La Haute autorité de santé (HAS) française a établi en 2022 un nouveau référentiel d'évaluation de la qualité des prestations et services des établissements et services sociaux et médicosociaux, dont font partie les 7 400 Ehpad sur le territoire national. L'objectif est d'encourager dans ces établissements une démarche d'amélioration continue de la qualité (4).

La HAS a publié un premier bilan après 18 mois d'évaluations basées sur son nouveau référentiel. Sa portée est limitée par plusieurs faiblesses. Parmi les 117 organismes évaluateurs autorisés, dont le choix est laissé à chaque établissement évalué, 10 seulement avaient été accrédités par le Comité français d'accréditation (Cofrac). Seuls 30 rapports de ces organismes ont été contrôlés par la HAS en 2023, sur un total d'environ 3 000 évaluations réalisées, dont 830 dans des Ehpad. Dans les deux tiers des établissements de plus de 100 places, seul le nombre minimum de 3 résidents "accompagnés traceurs" ont été interrogés, déplore la HAS, ce qui va l'amener à ajuster son référentiel (5).

Lenteur, manque de moyens : la situation des Ehpad début 2025 montre qu'une fois encore, l'envie d'agir déclenchée par des lanceurs d'alerte ne sera fructueuse que si elle est soutenue dans le temps.

©Prescrire

Extraits de la veille documentaire Prescrire

1- Prescrire Rédaction "Ehpad : le sous-effectif soignant largement décrit avant la publication du livre "Les fossoyeurs"" Rev Prescrire 2022 ; 42 (468) : 774-778.
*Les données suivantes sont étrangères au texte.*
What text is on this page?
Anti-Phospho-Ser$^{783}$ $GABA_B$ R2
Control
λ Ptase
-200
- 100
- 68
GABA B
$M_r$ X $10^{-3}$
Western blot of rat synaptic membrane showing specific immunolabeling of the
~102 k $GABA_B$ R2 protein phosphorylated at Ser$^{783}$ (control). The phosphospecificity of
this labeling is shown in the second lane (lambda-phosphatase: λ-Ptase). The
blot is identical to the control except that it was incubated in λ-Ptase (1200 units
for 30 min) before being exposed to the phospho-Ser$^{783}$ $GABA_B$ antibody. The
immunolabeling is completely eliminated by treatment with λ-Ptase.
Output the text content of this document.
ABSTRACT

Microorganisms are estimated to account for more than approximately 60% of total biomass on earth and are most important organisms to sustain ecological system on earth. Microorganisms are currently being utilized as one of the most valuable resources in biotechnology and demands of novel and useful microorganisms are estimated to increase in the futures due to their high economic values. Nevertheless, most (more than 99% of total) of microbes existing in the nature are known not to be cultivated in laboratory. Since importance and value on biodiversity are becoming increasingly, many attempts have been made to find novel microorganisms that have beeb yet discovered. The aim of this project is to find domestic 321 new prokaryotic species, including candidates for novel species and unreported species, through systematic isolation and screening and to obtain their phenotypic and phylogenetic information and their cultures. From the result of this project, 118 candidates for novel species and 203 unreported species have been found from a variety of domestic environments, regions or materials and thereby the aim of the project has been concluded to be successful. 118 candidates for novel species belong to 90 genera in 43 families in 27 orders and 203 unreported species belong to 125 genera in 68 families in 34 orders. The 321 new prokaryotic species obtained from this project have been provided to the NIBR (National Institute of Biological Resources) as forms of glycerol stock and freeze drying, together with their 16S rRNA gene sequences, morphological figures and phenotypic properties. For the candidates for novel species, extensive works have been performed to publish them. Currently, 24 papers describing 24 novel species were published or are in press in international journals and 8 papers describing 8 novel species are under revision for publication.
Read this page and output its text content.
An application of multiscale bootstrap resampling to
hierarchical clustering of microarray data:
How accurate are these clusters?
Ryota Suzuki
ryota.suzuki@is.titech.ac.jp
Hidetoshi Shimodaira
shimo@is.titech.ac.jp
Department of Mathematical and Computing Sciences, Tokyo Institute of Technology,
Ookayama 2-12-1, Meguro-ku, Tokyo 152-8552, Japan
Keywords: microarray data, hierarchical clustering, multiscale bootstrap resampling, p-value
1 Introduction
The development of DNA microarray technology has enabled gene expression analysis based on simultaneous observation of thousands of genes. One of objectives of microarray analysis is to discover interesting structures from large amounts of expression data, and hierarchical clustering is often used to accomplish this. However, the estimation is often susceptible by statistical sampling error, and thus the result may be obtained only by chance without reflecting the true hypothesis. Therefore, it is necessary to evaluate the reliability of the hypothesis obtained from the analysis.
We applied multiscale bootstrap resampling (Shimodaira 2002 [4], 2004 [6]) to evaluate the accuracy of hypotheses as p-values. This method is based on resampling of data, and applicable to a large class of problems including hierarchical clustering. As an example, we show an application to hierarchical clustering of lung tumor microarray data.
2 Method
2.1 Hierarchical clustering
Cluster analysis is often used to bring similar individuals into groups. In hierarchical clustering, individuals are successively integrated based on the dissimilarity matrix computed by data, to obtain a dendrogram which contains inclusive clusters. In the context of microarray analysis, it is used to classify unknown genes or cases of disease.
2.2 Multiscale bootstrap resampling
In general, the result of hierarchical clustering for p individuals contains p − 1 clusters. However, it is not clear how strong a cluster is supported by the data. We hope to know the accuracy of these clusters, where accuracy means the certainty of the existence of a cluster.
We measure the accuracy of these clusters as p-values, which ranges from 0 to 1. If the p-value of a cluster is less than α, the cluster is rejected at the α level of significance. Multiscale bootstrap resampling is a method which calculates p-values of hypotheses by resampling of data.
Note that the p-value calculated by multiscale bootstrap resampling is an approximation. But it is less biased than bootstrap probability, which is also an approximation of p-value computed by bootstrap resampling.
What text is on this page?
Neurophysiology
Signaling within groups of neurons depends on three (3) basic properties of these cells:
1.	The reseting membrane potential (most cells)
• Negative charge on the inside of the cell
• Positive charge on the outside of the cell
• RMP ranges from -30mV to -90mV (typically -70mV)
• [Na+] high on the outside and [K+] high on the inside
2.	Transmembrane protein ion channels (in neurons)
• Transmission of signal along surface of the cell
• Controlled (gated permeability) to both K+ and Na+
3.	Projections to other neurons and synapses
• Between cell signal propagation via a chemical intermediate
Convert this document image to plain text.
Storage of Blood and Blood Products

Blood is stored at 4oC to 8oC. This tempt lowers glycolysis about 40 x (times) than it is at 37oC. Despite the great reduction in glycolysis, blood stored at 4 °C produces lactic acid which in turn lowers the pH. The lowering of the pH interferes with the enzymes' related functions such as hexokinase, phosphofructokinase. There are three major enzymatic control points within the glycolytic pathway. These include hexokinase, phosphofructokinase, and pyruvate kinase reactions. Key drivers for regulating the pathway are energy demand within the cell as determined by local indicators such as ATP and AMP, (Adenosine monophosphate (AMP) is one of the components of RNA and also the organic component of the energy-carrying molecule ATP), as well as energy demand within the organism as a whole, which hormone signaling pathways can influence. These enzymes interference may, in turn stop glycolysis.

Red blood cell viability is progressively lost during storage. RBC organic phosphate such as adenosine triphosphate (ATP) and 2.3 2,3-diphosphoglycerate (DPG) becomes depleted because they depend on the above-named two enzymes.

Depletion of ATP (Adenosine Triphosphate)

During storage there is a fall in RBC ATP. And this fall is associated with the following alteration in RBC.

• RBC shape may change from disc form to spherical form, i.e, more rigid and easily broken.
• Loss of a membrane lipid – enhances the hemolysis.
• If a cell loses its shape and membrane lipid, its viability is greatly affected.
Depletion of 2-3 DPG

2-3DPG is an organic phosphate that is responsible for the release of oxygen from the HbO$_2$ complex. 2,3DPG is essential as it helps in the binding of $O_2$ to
2- Castanet V "Les fossoyeurs" Fayard, Paris 2022 : 400 pages. Présenté dans : Rev Prescrire 2022 ; 42 (466) : 628.

3- Fuchs MF et coll. "Mort ou vif en Ehpad. Old'Up en immersion" Érès, Toulouse 2024 : 208 pages.

4- Prescrire Rédaction "Établissements et services sociaux et médico-sociaux : un nouveau dispositif d'évaluation de la qualité" Rev Prescrire 2023 ; 43 (473) : 222-225.

5- Haute autorité de santé "Dispositif d'évaluation de la qualité des établissements et services sociaux et médico-sociaux. Bilan annuel 2023" 26 mars 2024 : 60 pages.